Pour Foucault, le philosophe doit être un archéologue qui fait l'histoire des idées de la société moderne. Il mène son enquête notamment par l'étude des institutions et du savoir en tant qu'instruments de pouvoir, et à travers ce que la société rejette (la folie, le crime, la sexualité).
Philosophe et historien, Michel Foucault s'est attaché à faire la critique des institutions et du savoir en tant qu'instruments de pouvoir. Il s'inscrit par là dans la mouvance de révolte des années 1960-1970 contre l'autorité.
L'universitaire (1926-1961)
Militant et professeur au Collège de France (1962-1984)

OEUVRES

On peut diviser les oeuvres de Foucault en deux catégories: les ouvrages d'histoire et les ouvrages de philosophie. Même si, dans l'esprit du penseur, ces deux disciplines sont inséparables.
Histoire de la folie à l'âge classique 11961)
Dans cet ouvrage, qui constitue sa thèse de doctorat, Foucault retrace la naissance des institutions psychiatriques. Il montre comment, à partir du XVIIe siècle, le discours scientifique dominant, centré sur la raison, aboutit à l'exclusion des «fous» et à leur enfermement dans des asiles.
Naissance de la clinique (1963)
Dans le prolongement de l'ouvrage précédent, Foucault montre comment se constitue le «regard médical» par l'instauration d'un rapport de pouvoir entre le médecin et ses patients.
Les mots et les choses
Le sous-titre de cet ouvrage est «Une archéologie des sciences humaines». Il s'agit de faire un examen critique des sciences humaines et de la notion d'«homme» en tant qu'objet scientifique. Foucault part de l'idée que l'ensemble des connaissances scientifiques d'une époque repose sur une structure souterraine, une sorte de «socle» d'idées préconçues - qu'il appelle épistémè - qui détermine leur forme possible et leurs limites.
L'archéologie du savoir (1976)
Foucault tente de récuser la notion d'auteur ou de sujet dans l'histoire des idées et de montrer que les discours se produisent en quelque sorte d'eux-mêmes, de manière anonyme, autonome, à partir de conditions politiques, économiques, techniques, etc. données.
Surveiller et punir
Foucault retrace la naissance de la «société disciplinaire» à la fin du XVIIIe siècle. Le développement des prisons, l'accent mis sur la rééducation des criminels plutôt que sur leur châtiment marque pour Foucault le remplacement d'un pouvoir incarné par le roi par un pouvoir anonyme, «totalitaire», visant à surveiller l'ensemble de la société.
Histoire de la sexualité (1976-1984)
Cet ouvrage inachevé est composé de trois volumes. La Volonté de savoir se penche sur le développement du discours scientifique sur la sexualité à partir du XVIe siècle. L'Usage des plaisirs et Le Souci de soi examinent le regard que l'Antiquité portait sur les pratiques sexuelles.

EPOQUE

Exclusions et dissidences
Entre 1950 et 1960, en France, la philosophie est dominée par la polémique entre l'existentialisme (Sartre, Merleau-Ponty) et le marxisme (Garaudy, Kanapa).

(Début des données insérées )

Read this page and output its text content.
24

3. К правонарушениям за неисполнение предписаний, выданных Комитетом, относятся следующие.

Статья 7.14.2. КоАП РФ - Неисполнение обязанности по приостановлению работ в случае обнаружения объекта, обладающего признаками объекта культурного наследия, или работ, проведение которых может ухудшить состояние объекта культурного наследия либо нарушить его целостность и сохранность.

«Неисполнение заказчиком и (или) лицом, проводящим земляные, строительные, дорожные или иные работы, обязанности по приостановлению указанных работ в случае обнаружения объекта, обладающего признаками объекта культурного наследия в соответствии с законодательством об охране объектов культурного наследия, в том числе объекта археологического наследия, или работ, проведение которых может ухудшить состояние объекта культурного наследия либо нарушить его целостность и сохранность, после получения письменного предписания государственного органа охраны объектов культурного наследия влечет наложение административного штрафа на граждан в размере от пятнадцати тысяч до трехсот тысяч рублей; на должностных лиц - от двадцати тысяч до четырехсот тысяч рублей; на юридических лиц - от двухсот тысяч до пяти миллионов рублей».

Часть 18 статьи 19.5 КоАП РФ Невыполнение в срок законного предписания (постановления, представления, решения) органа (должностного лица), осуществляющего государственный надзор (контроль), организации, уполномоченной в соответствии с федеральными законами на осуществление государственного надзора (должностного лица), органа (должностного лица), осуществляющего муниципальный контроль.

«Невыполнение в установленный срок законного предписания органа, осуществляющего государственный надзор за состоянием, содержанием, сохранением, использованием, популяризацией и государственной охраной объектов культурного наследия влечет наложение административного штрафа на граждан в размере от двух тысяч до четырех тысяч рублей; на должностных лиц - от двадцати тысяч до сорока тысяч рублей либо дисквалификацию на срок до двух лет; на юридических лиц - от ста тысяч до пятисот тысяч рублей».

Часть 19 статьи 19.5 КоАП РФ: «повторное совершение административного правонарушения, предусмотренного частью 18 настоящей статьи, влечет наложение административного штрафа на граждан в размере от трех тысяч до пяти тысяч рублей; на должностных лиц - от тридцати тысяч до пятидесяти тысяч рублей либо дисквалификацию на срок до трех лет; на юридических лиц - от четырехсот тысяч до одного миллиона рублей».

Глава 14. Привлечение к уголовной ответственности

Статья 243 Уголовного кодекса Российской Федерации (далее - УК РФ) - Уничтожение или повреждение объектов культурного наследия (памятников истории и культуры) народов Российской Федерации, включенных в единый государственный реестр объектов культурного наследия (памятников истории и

C'est aussi l'époque de la révélation des camps soviétiques et de l'édification du «Mur» de Berlin. La Guerre froide exige désormais de prendre parti: pour les marxistes «orthodoxes», qui ne soutient pas l'URSS soutient l'impérialisme américain. Aux exclusions du Parti communiste succèdent les premières dissidences. La question du pouvoir est au centre des débats, mais il s'agit plutôt des résistances au pouvoir.
La «nouvelle histoire»
Les années 1960 sont celles de l'épopée structuraliste (Lévi-Strauss, Barthes, Foucault). Une nouvelle façon de voir l'histoire est proposée, qui s'intéresse désormais aux «mentalités». La psychanalyse, l'ethnologie et la sociologie font l'objet d'un intérêt nouveau. C'est dans ce climat, qui annonce les événements de Mai-68, que Foucault se fait en quelque sorte l'historien des marginaux, expressions de la résistance au pouvoir.

APPORTS

Foucault a critiqué les formes modernes de savoir en montrant qu'elles étaient avant tout des instruments de pouvoir. Il a fait également l'histoire de la société moderne à travers ce qu'elle rejetait: la folie, le crime, la sexualité.
L'archéologie du savoir. Foucault a assigné un but nouveau à la philosophie: faire l'histoire des idées, en montrant que le savoir humain, contrairement à ce que pense la conception humaniste, n'est pas l'oeuvre du génie individuel et ne va pas dans le sens d'un progrès croissant, mais qu'il se constitue de manière anonyme et aléatoire à partir de structures profondes de pensée qu'il appelle épistémè.
Le militant. Pour Foucault, cette «archéologie du savoir» a aussi un but politique et même révolutionnaire. Il s'agit de critiquer les discours scientifiques et les instances d'où ils émanent en montrant qu'ils obéissent avant tout à une volonté de pouvoir.
L'historien. En s'intéressant à des sources inédites et souvent anonymes, comme les archives de procès, les règlements, les manuels, etc., Foucault a donné voix aux marginaux et à tout un pan du passé qui avait été ignoré par les historiens traditionnels.
Postérité-actualité. Par son analyse du savoir en termes de «structures», Foucault a contribué à «lancer» le structuralisme. Par sa critique du «pouvoir-savoir» et par son engagement militant en faveur des marginaux, il est apparu comme l'un des maîtres à penser de la génération de Mai-68.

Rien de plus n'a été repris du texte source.